The activities are designed for students to critically engage with Overcoming Apartheid's unique multimedia materials in order to learn about white supremacy in South Africa and the popular struggle for freedom and equality. The exercises are aimed at high school students, but can be used or easily adapted in undergraduate courses.
Worksheets for analyzing historical documents, interviews, and images found on this site are provided. In the supplemental resources area on the left, teachers can find a list of maps, recommended books for further reading, as well as films, videos, and useful websites.

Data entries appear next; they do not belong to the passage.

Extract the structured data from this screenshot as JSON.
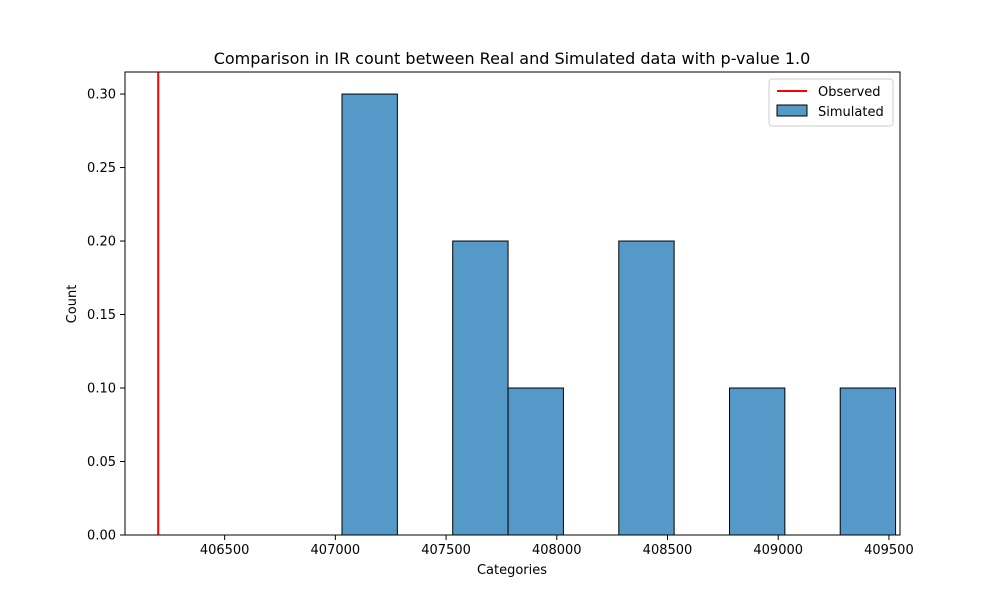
{
  "chart_data": {
    "type": "bar",
    "title": "Comparison in IR count between Real and Simulated data with p-value 1.0",
    "xlabel": "Categories",
    "ylabel": "Count",
    "xlim": [
      406050,
      409550
    ],
    "ylim": [
      0,
      0.315
    ],
    "xticks": [
      406500,
      407000,
      407500,
      408000,
      408500,
      409000,
      409500
    ],
    "yticks": [
      0.0,
      0.05,
      0.1,
      0.15,
      0.2,
      0.25,
      0.3
    ],
    "xtick_labels": [
      "406500",
      "407000",
      "407500",
      "408000",
      "408500",
      "409000",
      "409500"
    ],
    "ytick_labels": [
      "0.00",
      "0.05",
      "0.10",
      "0.15",
      "0.20",
      "0.25",
      "0.30"
    ],
    "observed": {
      "name": "Observed",
      "x": 406200,
      "color": "#ff0000"
    },
    "series": [
      {
        "name": "Simulated",
        "color": "#5599c8",
        "bins": [
          {
            "x0": 407030,
            "x1": 407280,
            "value": 0.3
          },
          {
            "x0": 407530,
            "x1": 407780,
            "value": 0.2
          },
          {
            "x0": 407780,
            "x1": 408030,
            "value": 0.1
          },
          {
            "x0": 408280,
            "x1": 408530,
            "value": 0.2
          },
          {
            "x0": 408780,
            "x1": 409030,
            "value": 0.1
          },
          {
            "x0": 409280,
            "x1": 409530,
            "value": 0.1
          }
        ]
      }
    ],
    "legend_position": "top-right",
    "grid": false
  }
}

We are eager to hear from you about what educational activities and resources you find particularly useful and other ways you are using this site with your students. Please use this Feedback Form or send an email message to us at: email@example.com.
- Pillars of Apartheid
The millions of arrests of Africans for pass law violations were only one part of the system to ensure African labor for white-owned businesses while keeping Africans considered “superfluous” out of the cities. Taken together, the pass laws, migrant labor system, Bantustans, and forced removals were key elements of the apartheid system of white privilege, which also created systemic poverty for Africans in rural areas. (Method: Small groups of students use multimedia primary sources to analyze these sytems, followed by class discussion of their combined effects.)

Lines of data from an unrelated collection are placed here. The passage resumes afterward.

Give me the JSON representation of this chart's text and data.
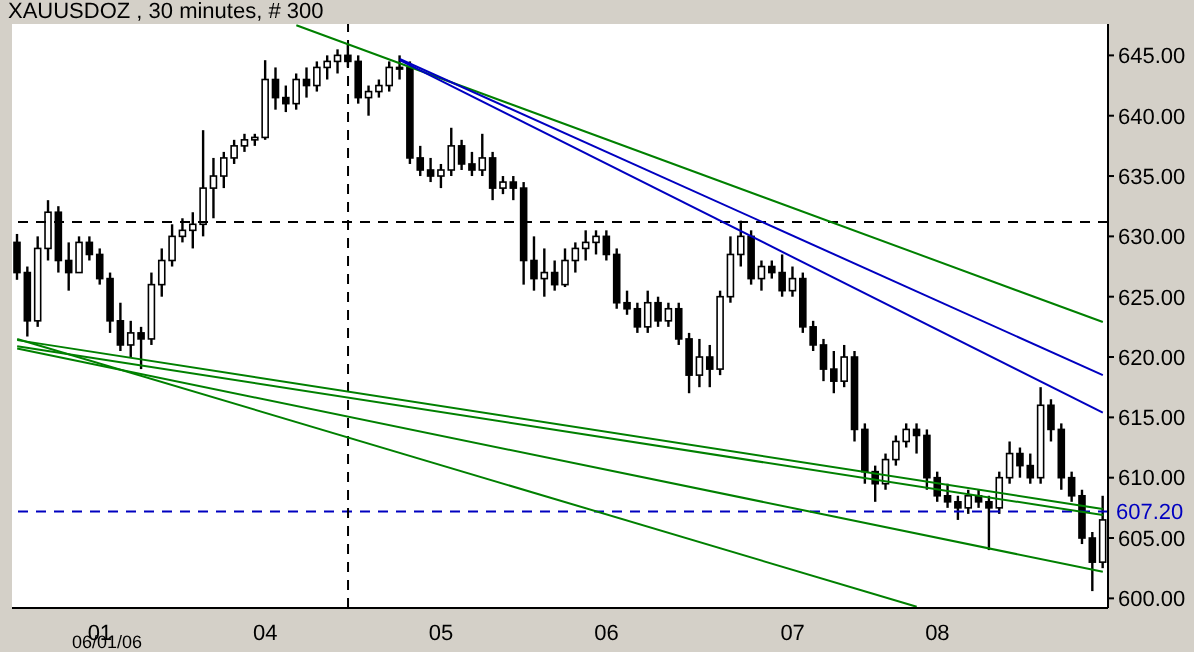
{
  "chart_data": {
    "type": "candlestick",
    "title": "XAUUSDOZ , 30 minutes, # 300",
    "annotations": [
      "06/01/06"
    ],
    "color": "#000000",
    "categories": [
      null,
      null,
      null,
      null,
      null,
      null,
      null,
      null,
      "01",
      null,
      null,
      null,
      null,
      null,
      null,
      null,
      null,
      null,
      null,
      null,
      null,
      null,
      null,
      null,
      "04",
      null,
      null,
      null,
      null,
      null,
      null,
      null,
      null,
      null,
      null,
      null,
      null,
      null,
      null,
      null,
      null,
      "05",
      null,
      null,
      null,
      null,
      null,
      null,
      null,
      null,
      null,
      null,
      null,
      null,
      null,
      null,
      null,
      "06",
      null,
      null,
      null,
      null,
      null,
      null,
      null,
      null,
      null,
      null,
      null,
      null,
      null,
      null,
      null,
      null,
      null,
      "07",
      null,
      null,
      null,
      null,
      null,
      null,
      null,
      null,
      null,
      null,
      null,
      null,
      null,
      "08",
      null,
      null,
      null,
      null,
      null,
      null,
      null,
      null,
      null,
      null,
      null,
      null,
      null,
      null,
      null,
      null
    ],
    "ohlc": [
      [
        629.5,
        630.2,
        626.4,
        627
      ],
      [
        627,
        627.5,
        621.7,
        623
      ],
      [
        623,
        630,
        622.5,
        629
      ],
      [
        629,
        633,
        628,
        632
      ],
      [
        632,
        632.5,
        627,
        628
      ],
      [
        628,
        629.5,
        625.5,
        627
      ],
      [
        627,
        630,
        627,
        629.5
      ],
      [
        629.5,
        630,
        628,
        628.5
      ],
      [
        628.5,
        629,
        626,
        626.5
      ],
      [
        626.5,
        627,
        622,
        623
      ],
      [
        623,
        624.5,
        620.5,
        621
      ],
      [
        621,
        623,
        620,
        622
      ],
      [
        622,
        622.5,
        619,
        621.5
      ],
      [
        621.5,
        627,
        621,
        626
      ],
      [
        626,
        629,
        625,
        628
      ],
      [
        628,
        631,
        627.5,
        630
      ],
      [
        630,
        631.5,
        629.5,
        630.5
      ],
      [
        630.5,
        632,
        629,
        631
      ],
      [
        631,
        638.8,
        630,
        634
      ],
      [
        634,
        636.5,
        631.5,
        635
      ],
      [
        635,
        637,
        634,
        636.5
      ],
      [
        636.5,
        638,
        636,
        637.5
      ],
      [
        637.5,
        638.5,
        637,
        638
      ],
      [
        638,
        638.5,
        637.5,
        638.2
      ],
      [
        638.2,
        644.6,
        638,
        643
      ],
      [
        643,
        644,
        640.5,
        641.5
      ],
      [
        641.5,
        642.5,
        640.3,
        641
      ],
      [
        641,
        643.5,
        640.5,
        643
      ],
      [
        643,
        644,
        641.5,
        642.5
      ],
      [
        642.5,
        644.5,
        642,
        644
      ],
      [
        644,
        645,
        643,
        644.5
      ],
      [
        644.5,
        645.5,
        643.5,
        645
      ],
      [
        645,
        646,
        644,
        644.5
      ],
      [
        644.5,
        645,
        641,
        641.5
      ],
      [
        641.5,
        642.5,
        640,
        642
      ],
      [
        642,
        643,
        641.5,
        642.5
      ],
      [
        642.5,
        644.5,
        642,
        644
      ],
      [
        644,
        645,
        643,
        644
      ],
      [
        644,
        644.5,
        636,
        636.5
      ],
      [
        636.5,
        637.5,
        635,
        635.5
      ],
      [
        635.5,
        636.5,
        634.5,
        635
      ],
      [
        635,
        636,
        634,
        635.5
      ],
      [
        635.5,
        639,
        635,
        637.5
      ],
      [
        637.5,
        638,
        635.5,
        636
      ],
      [
        636,
        637,
        635,
        635.5
      ],
      [
        635.5,
        638.5,
        635,
        636.5
      ],
      [
        636.5,
        637,
        633,
        634
      ],
      [
        634,
        635,
        633.5,
        634.5
      ],
      [
        634.5,
        635,
        633,
        634
      ],
      [
        634,
        634.5,
        626,
        628
      ],
      [
        628,
        630,
        625.5,
        626.5
      ],
      [
        626.5,
        629,
        625,
        627
      ],
      [
        627,
        628,
        625.5,
        626
      ],
      [
        626,
        629,
        625.8,
        628
      ],
      [
        628,
        629.5,
        627,
        629
      ],
      [
        629,
        630.5,
        628,
        629.5
      ],
      [
        629.5,
        630.5,
        628.5,
        630
      ],
      [
        630,
        630.5,
        628,
        628.5
      ],
      [
        628.5,
        629,
        624,
        624.5
      ],
      [
        624.5,
        625.5,
        623.5,
        624
      ],
      [
        624,
        624.5,
        622,
        622.5
      ],
      [
        622.5,
        625.5,
        622,
        624.5
      ],
      [
        624.5,
        625,
        622.5,
        623
      ],
      [
        623,
        624.5,
        622.5,
        624
      ],
      [
        624,
        624.5,
        621,
        621.5
      ],
      [
        621.5,
        622,
        617,
        618.5
      ],
      [
        618.5,
        621.5,
        617.5,
        620
      ],
      [
        620,
        621,
        617.5,
        619
      ],
      [
        619,
        625.5,
        618.5,
        625
      ],
      [
        625,
        630,
        624.5,
        628.5
      ],
      [
        628.5,
        631.3,
        627.5,
        630
      ],
      [
        630,
        630.5,
        626,
        626.5
      ],
      [
        626.5,
        628,
        625.5,
        627.5
      ],
      [
        627.5,
        628,
        626.5,
        627
      ],
      [
        627,
        628.5,
        625,
        625.5
      ],
      [
        625.5,
        627.5,
        625,
        626.5
      ],
      [
        626.5,
        627,
        622,
        622.5
      ],
      [
        622.5,
        623,
        620.5,
        621
      ],
      [
        621,
        621.5,
        618,
        619
      ],
      [
        619,
        620.5,
        617,
        618
      ],
      [
        618,
        621,
        617.5,
        620
      ],
      [
        620,
        620.5,
        613,
        614
      ],
      [
        614,
        614.5,
        609.5,
        610.5
      ],
      [
        610.5,
        611,
        608,
        609.5
      ],
      [
        609.5,
        612,
        609,
        611.5
      ],
      [
        611.5,
        613.5,
        611,
        613
      ],
      [
        613,
        614.5,
        612.5,
        614
      ],
      [
        614,
        614.5,
        612,
        613.5
      ],
      [
        613.5,
        614,
        609,
        610
      ],
      [
        610,
        610.5,
        608,
        608.5
      ],
      [
        608.5,
        609.5,
        607.5,
        608
      ],
      [
        608,
        608.5,
        606.5,
        607.5
      ],
      [
        607.5,
        609,
        607,
        608.5
      ],
      [
        608.5,
        609,
        607.5,
        608
      ],
      [
        608,
        608.5,
        604,
        607.5
      ],
      [
        607.5,
        610.5,
        607,
        610
      ],
      [
        610,
        613,
        609.5,
        612
      ],
      [
        612,
        612.5,
        610,
        611
      ],
      [
        611,
        612,
        609.5,
        610
      ],
      [
        610,
        617.5,
        609.5,
        616
      ],
      [
        616,
        616.5,
        613,
        614
      ],
      [
        614,
        614.5,
        609,
        610
      ],
      [
        610,
        610.5,
        608,
        608.5
      ],
      [
        608.5,
        609,
        604.5,
        605
      ],
      [
        605,
        605.5,
        600.6,
        603
      ],
      [
        603,
        608.5,
        602.5,
        606.5
      ]
    ],
    "series": [
      {
        "type": "line",
        "color": "#008000",
        "values": [
          null,
          null,
          null,
          null,
          null,
          null,
          null,
          null,
          null,
          null,
          null,
          null,
          null,
          null,
          null,
          null,
          null,
          null,
          null,
          null,
          null,
          null,
          null,
          null,
          null,
          null,
          null,
          647.5,
          null,
          null,
          null,
          null,
          null,
          null,
          null,
          null,
          null,
          null,
          null,
          null,
          null,
          null,
          null,
          null,
          null,
          null,
          null,
          null,
          null,
          null,
          null,
          null,
          null,
          null,
          null,
          null,
          null,
          null,
          null,
          null,
          null,
          null,
          null,
          null,
          null,
          null,
          null,
          null,
          null,
          null,
          null,
          null,
          null,
          null,
          null,
          null,
          null,
          null,
          null,
          null,
          null,
          null,
          null,
          null,
          null,
          null,
          null,
          null,
          null,
          null,
          null,
          null,
          null,
          null,
          null,
          null,
          null,
          null,
          null,
          null,
          null,
          null,
          null,
          null,
          null,
          622.9
        ]
      },
      {
        "type": "line",
        "color": "#0000c0",
        "values": [
          null,
          null,
          null,
          null,
          null,
          null,
          null,
          null,
          null,
          null,
          null,
          null,
          null,
          null,
          null,
          null,
          null,
          null,
          null,
          null,
          null,
          null,
          null,
          null,
          null,
          null,
          null,
          null,
          null,
          null,
          null,
          null,
          null,
          null,
          null,
          null,
          null,
          644.7,
          null,
          null,
          null,
          null,
          null,
          null,
          null,
          null,
          null,
          null,
          null,
          null,
          null,
          null,
          null,
          null,
          null,
          null,
          null,
          null,
          null,
          null,
          null,
          null,
          null,
          null,
          null,
          null,
          null,
          null,
          null,
          null,
          null,
          null,
          null,
          null,
          null,
          null,
          null,
          null,
          null,
          null,
          null,
          null,
          null,
          null,
          null,
          null,
          null,
          null,
          null,
          null,
          null,
          null,
          null,
          null,
          null,
          null,
          null,
          null,
          null,
          null,
          null,
          null,
          null,
          null,
          null,
          618.5
        ]
      },
      {
        "type": "line",
        "color": "#0000c0",
        "values": [
          null,
          null,
          null,
          null,
          null,
          null,
          null,
          null,
          null,
          null,
          null,
          null,
          null,
          null,
          null,
          null,
          null,
          null,
          null,
          null,
          null,
          null,
          null,
          null,
          null,
          null,
          null,
          null,
          null,
          null,
          null,
          null,
          null,
          null,
          null,
          null,
          null,
          644.6,
          null,
          null,
          null,
          null,
          null,
          null,
          null,
          null,
          null,
          null,
          null,
          null,
          null,
          null,
          null,
          null,
          null,
          null,
          null,
          null,
          null,
          null,
          null,
          null,
          null,
          null,
          null,
          null,
          null,
          null,
          null,
          null,
          null,
          null,
          null,
          null,
          null,
          null,
          null,
          null,
          null,
          null,
          null,
          null,
          null,
          null,
          null,
          null,
          null,
          null,
          null,
          null,
          null,
          null,
          null,
          null,
          null,
          null,
          null,
          null,
          null,
          null,
          null,
          null,
          null,
          null,
          null,
          615.4
        ]
      },
      {
        "type": "line",
        "color": "#008000",
        "values": [
          621.4,
          null,
          null,
          null,
          null,
          null,
          null,
          null,
          null,
          null,
          null,
          null,
          null,
          null,
          null,
          null,
          null,
          null,
          null,
          null,
          null,
          null,
          null,
          null,
          null,
          null,
          null,
          null,
          null,
          null,
          null,
          null,
          null,
          null,
          null,
          null,
          null,
          null,
          null,
          null,
          null,
          null,
          null,
          null,
          null,
          null,
          null,
          null,
          null,
          null,
          null,
          null,
          null,
          null,
          null,
          null,
          null,
          null,
          null,
          null,
          null,
          null,
          null,
          null,
          null,
          null,
          null,
          null,
          null,
          null,
          null,
          null,
          null,
          null,
          null,
          null,
          null,
          null,
          null,
          null,
          null,
          null,
          null,
          null,
          null,
          null,
          null,
          null,
          null,
          null,
          null,
          null,
          null,
          null,
          null,
          null,
          null,
          null,
          null,
          null,
          null,
          null,
          null,
          null,
          null,
          607.4
        ]
      },
      {
        "type": "line",
        "color": "#008000",
        "values": [
          620.9,
          null,
          null,
          null,
          null,
          null,
          null,
          null,
          null,
          null,
          null,
          null,
          null,
          null,
          null,
          null,
          null,
          null,
          null,
          null,
          null,
          null,
          null,
          null,
          null,
          null,
          null,
          null,
          null,
          null,
          null,
          null,
          null,
          null,
          null,
          null,
          null,
          null,
          null,
          null,
          null,
          null,
          null,
          null,
          null,
          null,
          null,
          null,
          null,
          null,
          null,
          null,
          null,
          null,
          null,
          null,
          null,
          null,
          null,
          null,
          null,
          null,
          null,
          null,
          null,
          null,
          null,
          null,
          null,
          null,
          null,
          null,
          null,
          null,
          null,
          null,
          null,
          null,
          null,
          null,
          null,
          null,
          null,
          null,
          null,
          null,
          null,
          null,
          null,
          null,
          null,
          null,
          null,
          null,
          null,
          null,
          null,
          null,
          null,
          null,
          null,
          null,
          null,
          null,
          null,
          606.9
        ]
      },
      {
        "type": "line",
        "color": "#008000",
        "values": [
          620.7,
          null,
          null,
          null,
          null,
          null,
          null,
          null,
          null,
          null,
          null,
          null,
          null,
          null,
          null,
          null,
          null,
          null,
          null,
          null,
          null,
          null,
          null,
          null,
          null,
          null,
          null,
          null,
          null,
          null,
          null,
          null,
          null,
          null,
          null,
          null,
          null,
          null,
          null,
          null,
          null,
          null,
          null,
          null,
          null,
          null,
          null,
          null,
          null,
          null,
          null,
          null,
          null,
          null,
          null,
          null,
          null,
          null,
          null,
          null,
          null,
          null,
          null,
          null,
          null,
          null,
          null,
          null,
          null,
          null,
          null,
          null,
          null,
          null,
          null,
          null,
          null,
          null,
          null,
          null,
          null,
          null,
          null,
          null,
          null,
          null,
          null,
          null,
          null,
          null,
          null,
          null,
          null,
          null,
          null,
          null,
          null,
          null,
          null,
          null,
          null,
          null,
          null,
          null,
          null,
          602.2
        ]
      },
      {
        "type": "line",
        "color": "#008000",
        "values": [
          621.5,
          null,
          null,
          null,
          null,
          null,
          null,
          null,
          null,
          null,
          null,
          null,
          null,
          null,
          null,
          null,
          null,
          null,
          null,
          null,
          null,
          null,
          null,
          null,
          null,
          null,
          null,
          null,
          null,
          null,
          null,
          null,
          null,
          null,
          null,
          null,
          null,
          null,
          null,
          null,
          null,
          null,
          null,
          null,
          null,
          null,
          null,
          null,
          null,
          null,
          null,
          null,
          null,
          null,
          null,
          null,
          null,
          null,
          null,
          null,
          null,
          null,
          null,
          null,
          null,
          null,
          null,
          null,
          null,
          null,
          null,
          null,
          null,
          null,
          null,
          null,
          null,
          null,
          null,
          null,
          null,
          null,
          null,
          null,
          null,
          null,
          null,
          599.3,
          null,
          null,
          null,
          null,
          null,
          null,
          null,
          null,
          null,
          null,
          null,
          null,
          null,
          null,
          null,
          null,
          null,
          null
        ]
      }
    ],
    "ylim": [
      599.2,
      647.6
    ],
    "yticks": [
      {
        "value": 600,
        "label": "600.00"
      },
      {
        "value": 605,
        "label": "605.00"
      },
      {
        "value": 610,
        "label": "610.00"
      },
      {
        "value": 615,
        "label": "615.00"
      },
      {
        "value": 620,
        "label": "620.00"
      },
      {
        "value": 625,
        "label": "625.00"
      },
      {
        "value": 630,
        "label": "630.00"
      },
      {
        "value": 635,
        "label": "635.00"
      },
      {
        "value": 640,
        "label": "640.00"
      },
      {
        "value": 645,
        "label": "645.00"
      }
    ],
    "ref_lines": [
      {
        "axis": "y",
        "value": 631.2,
        "color": "#000000",
        "line_style": "dashed"
      },
      {
        "axis": "y",
        "value": 607.2,
        "label": "607.20",
        "color": "#0000c0",
        "line_style": "dashed"
      }
    ],
    "grid": false,
    "legend": false
  }
}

- Bantustans and Natural and Economic Resources
When the South African government stripped all Africans of their citizenship in 1970, it designated ten Bantustans as their “homelands” where they were to exercise political rights. The Bantustans excluded almost all the country’s wealth. (Method: Use maps to analyze national data about politics and natural and economic resources.)
- Urban Residential Segregation under Apartheid
Segregated urban areas reveal the vastly different life experiences and disparities of wealth across racial lines in South Africa. This segregation, mandated under apartheid, has long-term consequences that still confront the new South Africa. (Method: Analyze photographs of four communities of Johannesburg – both satellite images and close-up pictures of houses and commercial establishments.)
- Reporting Major Events in the Anti-Apartheid Struggle
The struggle against white rule in South Africa – and how it evolved from deputations, passive resistance, the armed struggle, mass mobilization and widespread repression, ultimately to negotiations and prevention of large-scale civil war – is an historical development of global significance in the second half of the 20th century. (Method: Working individually or in small groups, use first-person accounts and collections of primary material of other types to report news stories to the class.)
- Acting Against Injustice
Listening to stories of people engaged in historical events can provide insights into why they chose to participate in ways they did and the consequences for them personally, along with their reflections on whether their actions were necessary or effective. (Method: Students listen to a full oral history interview, write about an action the interviewee took, and reflect on whether they may or may not have made the same decision. They post their reflections on a group blog and comment on each others ideas. This activity and the “Reporting” exercise can lead to discussion about the evolution of the methods used to overcome apartheid.)
- You be the Judge: The Death of Stephen Biko
At both an inquest and later a hearing before the Truth and Reconciliation Commission Amnesty Committee, five policemen who interrogated Stephen Biko before his death spoke about what occurred. There were no other eye witnesses, of course, since Biko died. (Method: Learn from primary source materials – read six excerpts from the Amnesty Committee hearing and evaluate the evidence that is brought forward.)
- South African Human Rights Statements
Over the course of fifty years, the anti-apartheid movement developed several important documents delineating the human rights for which they were struggling. The significance of these documents can be assessed in part by comparing them with other national and international human rights statements. (Method: Each student chooses two documents to analyze with the help of a worksheet and then writes a comparative essay. Students share ideas by posting essays to a group blog for comments or in class discussion.)
- Induction into the Black Consciousness Movement
In an audio interview, Peter Jones discusses how the South Africa Students’ Organization (SASO) and the Black Consciousness Movement included all peoples of color in its definition of ‘black’ and how SASO students formulated their ideology and worked in their communities. (Method: Use oral history interviews as historical sources. A worksheet provides specific questions for students before, during, and after listening to the interview and a prompt for a short newspaper article.)